It's true. non virgin marriages have about a 1/4 success rate, virgin marriages have something like 95%
Virginity as a stigma
That could also be because virgin marriages have a high overlapping demographic of religious individuals.
The people I know that aren’t virgins/shame virginity don’t have a history of successful and intimidate reationships: it’s a bunch of one night stands or hilariously awful relationships that they regret and/or didn’t have any concern for the emotional well-being of their partners.
Mine was due to…solitude. I never trusted my family, my own flesh and blood, and I wanted to feel…loved, in the flesh. The despair grew so strong I did not care about God anymore, and a fake love would have been more than enough to quench my desires; thus, I crossed an ocean and went to the United States of America to have sexual intercourse with a (male) friend of mine. I don't want to tell more about my parents, for they love me even if they made mistakes whilst bringing me up…and I am aware that I should be glad that they were co-creators with God of my life, but at times it's somehow difficult to accept their failure at shaping me as a good person. But I still want to love them.
This very void was one huge motivator to indulge completely into my fleshly desires and abandon God. I can forgive my parents but my love towards them is as good as nullified and don't plan to have anything to do with them in the future, since most of their contact towards me is disingenuously and obligatory empathetic than anything else.

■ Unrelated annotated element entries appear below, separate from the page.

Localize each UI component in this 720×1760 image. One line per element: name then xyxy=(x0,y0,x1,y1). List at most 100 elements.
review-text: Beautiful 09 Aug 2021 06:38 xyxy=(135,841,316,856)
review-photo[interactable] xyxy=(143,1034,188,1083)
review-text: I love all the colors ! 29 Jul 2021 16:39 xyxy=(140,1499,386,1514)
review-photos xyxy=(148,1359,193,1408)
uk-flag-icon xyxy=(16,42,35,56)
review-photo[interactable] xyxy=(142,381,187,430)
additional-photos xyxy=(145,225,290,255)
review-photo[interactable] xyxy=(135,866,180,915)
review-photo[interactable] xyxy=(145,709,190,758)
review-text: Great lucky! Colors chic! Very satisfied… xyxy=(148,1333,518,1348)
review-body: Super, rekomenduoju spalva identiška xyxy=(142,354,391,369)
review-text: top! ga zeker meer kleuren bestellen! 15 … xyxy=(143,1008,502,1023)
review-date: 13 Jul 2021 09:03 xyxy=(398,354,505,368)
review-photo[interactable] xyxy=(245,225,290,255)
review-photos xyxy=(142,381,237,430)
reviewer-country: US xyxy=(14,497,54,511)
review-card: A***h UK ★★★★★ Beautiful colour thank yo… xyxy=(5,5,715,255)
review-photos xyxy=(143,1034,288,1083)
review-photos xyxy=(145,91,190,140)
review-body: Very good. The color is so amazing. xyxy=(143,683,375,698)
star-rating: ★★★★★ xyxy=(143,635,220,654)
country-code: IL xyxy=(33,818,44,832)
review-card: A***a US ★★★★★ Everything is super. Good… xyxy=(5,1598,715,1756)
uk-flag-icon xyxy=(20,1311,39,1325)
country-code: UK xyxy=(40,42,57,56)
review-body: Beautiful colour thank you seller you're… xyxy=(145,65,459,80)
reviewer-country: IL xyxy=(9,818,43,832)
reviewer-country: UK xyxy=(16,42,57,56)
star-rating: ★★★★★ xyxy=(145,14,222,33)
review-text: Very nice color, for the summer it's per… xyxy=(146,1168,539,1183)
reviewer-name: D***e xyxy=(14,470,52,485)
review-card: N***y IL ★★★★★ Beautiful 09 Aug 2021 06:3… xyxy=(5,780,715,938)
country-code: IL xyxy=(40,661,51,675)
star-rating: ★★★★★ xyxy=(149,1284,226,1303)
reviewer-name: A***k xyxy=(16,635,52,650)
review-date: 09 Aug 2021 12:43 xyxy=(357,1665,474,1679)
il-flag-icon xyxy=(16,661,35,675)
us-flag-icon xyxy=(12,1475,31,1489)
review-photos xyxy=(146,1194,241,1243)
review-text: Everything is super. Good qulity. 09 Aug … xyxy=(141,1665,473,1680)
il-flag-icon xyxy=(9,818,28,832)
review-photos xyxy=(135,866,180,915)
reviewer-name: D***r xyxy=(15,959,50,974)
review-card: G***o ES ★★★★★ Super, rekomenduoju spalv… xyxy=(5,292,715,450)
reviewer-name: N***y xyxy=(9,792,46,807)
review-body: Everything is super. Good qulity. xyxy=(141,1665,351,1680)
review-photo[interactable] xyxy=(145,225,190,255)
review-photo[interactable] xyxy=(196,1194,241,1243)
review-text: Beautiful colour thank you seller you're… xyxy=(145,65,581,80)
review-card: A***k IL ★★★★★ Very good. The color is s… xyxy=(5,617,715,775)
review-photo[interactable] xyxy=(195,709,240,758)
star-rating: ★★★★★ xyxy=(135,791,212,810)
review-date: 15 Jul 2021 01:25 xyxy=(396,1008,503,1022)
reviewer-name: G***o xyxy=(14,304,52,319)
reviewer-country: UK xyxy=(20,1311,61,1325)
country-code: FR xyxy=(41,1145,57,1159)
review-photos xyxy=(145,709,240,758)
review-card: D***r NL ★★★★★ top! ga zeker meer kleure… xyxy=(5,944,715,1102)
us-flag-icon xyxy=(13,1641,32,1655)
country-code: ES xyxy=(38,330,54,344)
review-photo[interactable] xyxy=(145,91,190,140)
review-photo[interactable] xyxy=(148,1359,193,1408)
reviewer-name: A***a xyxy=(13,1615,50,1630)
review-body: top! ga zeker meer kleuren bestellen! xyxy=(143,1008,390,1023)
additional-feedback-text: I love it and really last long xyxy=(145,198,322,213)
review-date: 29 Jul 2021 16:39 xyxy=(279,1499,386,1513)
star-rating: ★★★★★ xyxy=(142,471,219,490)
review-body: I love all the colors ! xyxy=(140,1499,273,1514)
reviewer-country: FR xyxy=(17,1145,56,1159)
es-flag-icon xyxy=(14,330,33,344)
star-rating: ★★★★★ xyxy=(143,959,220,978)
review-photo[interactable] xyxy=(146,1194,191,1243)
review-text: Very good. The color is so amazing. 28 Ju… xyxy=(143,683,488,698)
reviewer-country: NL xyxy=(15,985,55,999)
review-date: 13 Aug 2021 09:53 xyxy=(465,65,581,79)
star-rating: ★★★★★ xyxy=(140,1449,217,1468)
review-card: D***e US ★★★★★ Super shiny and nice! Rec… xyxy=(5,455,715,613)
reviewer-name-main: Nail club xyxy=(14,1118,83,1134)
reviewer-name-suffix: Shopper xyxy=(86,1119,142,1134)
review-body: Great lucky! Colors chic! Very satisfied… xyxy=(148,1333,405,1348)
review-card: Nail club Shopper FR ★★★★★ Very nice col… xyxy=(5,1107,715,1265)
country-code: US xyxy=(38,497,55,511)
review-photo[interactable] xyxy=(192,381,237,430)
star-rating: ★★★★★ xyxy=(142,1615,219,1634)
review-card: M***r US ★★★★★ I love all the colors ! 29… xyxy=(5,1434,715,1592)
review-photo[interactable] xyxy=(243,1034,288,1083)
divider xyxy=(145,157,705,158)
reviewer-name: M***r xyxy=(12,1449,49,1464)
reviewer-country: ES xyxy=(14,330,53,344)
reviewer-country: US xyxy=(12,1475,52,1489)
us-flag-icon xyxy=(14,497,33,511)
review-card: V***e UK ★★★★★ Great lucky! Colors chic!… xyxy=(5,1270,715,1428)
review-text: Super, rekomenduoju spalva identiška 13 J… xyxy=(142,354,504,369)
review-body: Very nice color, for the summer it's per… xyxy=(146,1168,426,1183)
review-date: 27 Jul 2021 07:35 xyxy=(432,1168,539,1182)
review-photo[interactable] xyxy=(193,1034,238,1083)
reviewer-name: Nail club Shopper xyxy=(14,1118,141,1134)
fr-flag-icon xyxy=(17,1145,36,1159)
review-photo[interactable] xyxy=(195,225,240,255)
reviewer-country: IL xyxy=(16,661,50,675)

Hence I am very sorry to hear that you suffered a similar fate, and hope that you're not a fag and actually a grill you came to terms with your mistakes of your past and can be content with your present, and most importantly can forgive yourself as Christ forgives you.
Lift weights and get physically more attractive and become nice to talk to and nobody will brand you a loser.
First of all, you disregard the ideas of the world as false and irrelevant.
One of the most important things I have learned so far about the virtue of chastity is that it is more of a state of mind than a physical reality. It really hit me when I read that St Basil the Great one said "Though I have never known a woman, I am not a virgin". Basically, lustful thoughts, even if we do not consent to them physically, violate our virginity, and purity is to be sought at all times. St Paul does not mine words when he tells us to flee fornication.
It's not what it's cracked up to be and people drop that attitude after college/university.
This isn’t even virgin exclusive;; everyone should get /fit/
I cannot respond to your post in full at the moment, but regarding the statement pertaining to being upset that someone wouldn’t get with them: even if I wanted to, I would be denied, I imagine. I doubt anyone is upset because on an unrequited desire for my body, anywhere.
I hope so, but I also don’t know anyone that met after college age that has a successful marriage. By the time I graduate, I don’t know if I’ll ever get married.
+1
Exactly but it is in a way SOLELY meant for marriage. Period. It is in fact WHAT marries you. Consummation. Rest is ceremony. Sacred ceremony but ceremony nonetheless. The true sacrament is the consummation part. The ceremony is meant to publicly take away the woman from her father. I will NOT dishonor that for my father in law or my future wife.